In Their Own Words
January 01, 1735
Letter from Colonist Arthur Johnson to the Trustees
Georgia’s early colonists were given a town lot in Savannah to build a house, a 5-acre lot at the edge of town for a garden, and then 45 acres in the countryside for a farm. However, the quality of land varied widely, some proving unsuitable for raising crops, as evidenced by the letter from Arthur Johnson to the Trustees:
“… Mr. Oglethorpe … granted me a lot in town, upon which with great difficulty I have built a house, much larger than what is common and sunk a well 35 foot, together with all other necessary improvements.
“My five-acre lot is of no service to me, being one entire swamp, nor am I capable of improving it for want of servants.
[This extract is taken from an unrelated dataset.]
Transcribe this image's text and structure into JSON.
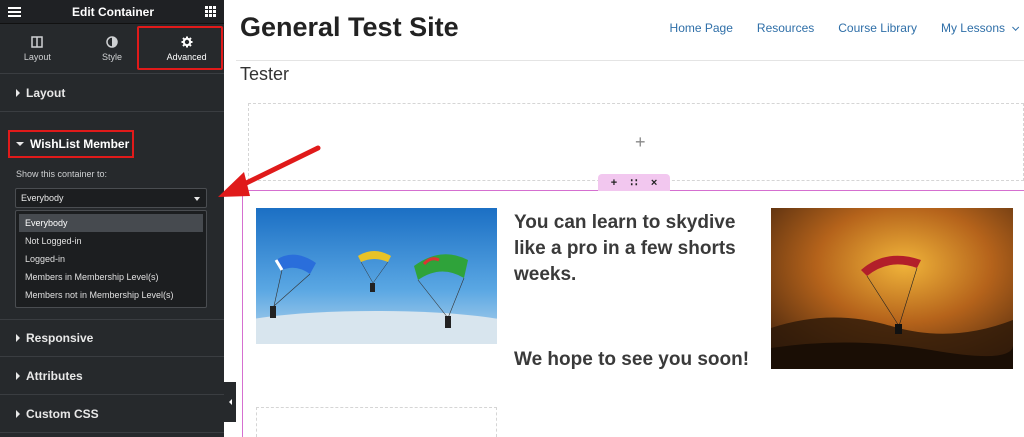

My 45-acre lot is far distant from town, and having no assistance can make little or no improvement thereon, which is cause of great trouble to me, having been from my youth a planter.
” ‘Tis impossible for a town to subsist without a country[side]. So [I] would willing (as my genius lies chiefly in tillage) sell my house in town, had I three or four servants, and apply myself thereto … .
” ‘Tis impossible for me to maintain my family without servants … .” Source: Mills Lane (ed.), General Oglethorpe’s Georgia: Colonial Letters, 1733-1743 (Savannah: Beehive Press, 1990), Vol. I, pp. 83-84.